Thursday, May 08, 2008

Jumbo & Conforming Loan Limits - More Market Chatter 5/8/08


A big wet blanket got thrown on the whole idea of the new conforming loan limits when we realized that the banks were going to take advantage of the new limits to off-load some frozen pipeline to Fannie Mae and Freddie Mac, but not turn around and extend the offer to the consumer. As a result, we saw a new market form between Conforming and Jumbo sized loans - the new "Agency Jumbo", "Conforming-Jumbo", "High Limit Conforming", or whatever you want to call it - the names are all over the place. But banks priced these much closer to the currently-dysfunctional Jumbo market rates - with 30 year loans pricing at 7% and higher.
But not any more! Here is some fresh news from a colleague:

Fannie Mae threw some chum into the water for loan agents in high balance areas, saying that it will buy jumbo mortgages for the same prices as smaller loans.
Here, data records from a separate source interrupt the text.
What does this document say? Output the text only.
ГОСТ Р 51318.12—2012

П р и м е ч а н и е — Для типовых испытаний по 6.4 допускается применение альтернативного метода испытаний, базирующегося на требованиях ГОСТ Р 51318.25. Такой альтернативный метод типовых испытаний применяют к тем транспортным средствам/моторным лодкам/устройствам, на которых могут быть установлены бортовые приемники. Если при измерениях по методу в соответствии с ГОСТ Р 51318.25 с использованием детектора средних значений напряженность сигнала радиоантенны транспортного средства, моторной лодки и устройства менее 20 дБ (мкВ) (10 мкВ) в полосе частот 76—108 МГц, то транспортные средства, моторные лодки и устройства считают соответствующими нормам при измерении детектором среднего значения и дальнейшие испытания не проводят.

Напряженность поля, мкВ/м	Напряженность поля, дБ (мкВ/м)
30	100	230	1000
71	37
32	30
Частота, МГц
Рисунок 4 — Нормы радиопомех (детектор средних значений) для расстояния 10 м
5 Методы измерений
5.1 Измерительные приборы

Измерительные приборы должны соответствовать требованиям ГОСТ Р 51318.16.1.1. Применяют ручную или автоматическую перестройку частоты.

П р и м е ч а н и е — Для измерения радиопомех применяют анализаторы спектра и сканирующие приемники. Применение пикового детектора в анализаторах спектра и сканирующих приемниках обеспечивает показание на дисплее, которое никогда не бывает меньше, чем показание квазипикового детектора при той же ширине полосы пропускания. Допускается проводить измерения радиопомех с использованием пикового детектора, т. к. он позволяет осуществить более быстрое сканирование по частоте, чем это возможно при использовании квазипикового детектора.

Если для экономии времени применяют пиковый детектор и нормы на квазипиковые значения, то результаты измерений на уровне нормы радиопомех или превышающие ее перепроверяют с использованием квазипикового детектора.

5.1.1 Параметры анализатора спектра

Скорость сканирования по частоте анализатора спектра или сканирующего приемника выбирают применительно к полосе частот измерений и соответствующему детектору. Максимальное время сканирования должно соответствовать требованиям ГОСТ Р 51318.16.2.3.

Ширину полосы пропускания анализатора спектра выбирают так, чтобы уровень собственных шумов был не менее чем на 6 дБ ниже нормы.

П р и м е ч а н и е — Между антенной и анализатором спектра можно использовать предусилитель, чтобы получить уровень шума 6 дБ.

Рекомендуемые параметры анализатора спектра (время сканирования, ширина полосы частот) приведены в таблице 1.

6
Some random notes:

  • Fannie is expecting the benefits of the price improvement to be passed along to the consumer. The intention and spirit of the price change is to improve the rate for the borrower, not to present an arbitrage opportunity. Fannie’s policy is that for loans already in pipeline lenders can float the borrower’s rate lower or sell already closed loans at the originated market level - they will not buy closed loans at flat to conforming. Other investors have yet to announce firm guidelines regarding those loans already locked in.
  • Credit pricing is unaffected, and all adjustments still apply, including the 25bp for fixed rate, 75bp for ARMs, and the 25bp adverse market delivery charge.
  • Fannie Mae approved seller/servicers should see approximately a 37bp yield improvement for the jumbo-conforming fixed rate and a 20bp yield improvement for the jumbo-conforming 5/1 adjustable rate whole loan postings.
  • Fannie Mae Trading Desk will buy jumbo-conforming adjustable rate securities at levels flat to where they are bidding conforming ARM securities.
  • Fannie also announced that they will handle refinancings of non-delinquent mortgages for as much as 120 percent of property values when it owns the existing loans.
  • Some investors made the change effective immediately and reduced the spread from 150 basis points down to 50 bps, of which 25 bps is a direct fee to Fannie Mae.
  • Manual u/w is still required, DU can be run but it must meet the product overlays.
Questions about what any of this means TO YOU? Email me here! This appears to be legitimate, real positive news. For the first time since the crisis began back in August, we are seeing 30 year rates near or even below 6% at the new conforming limits in high cost areas!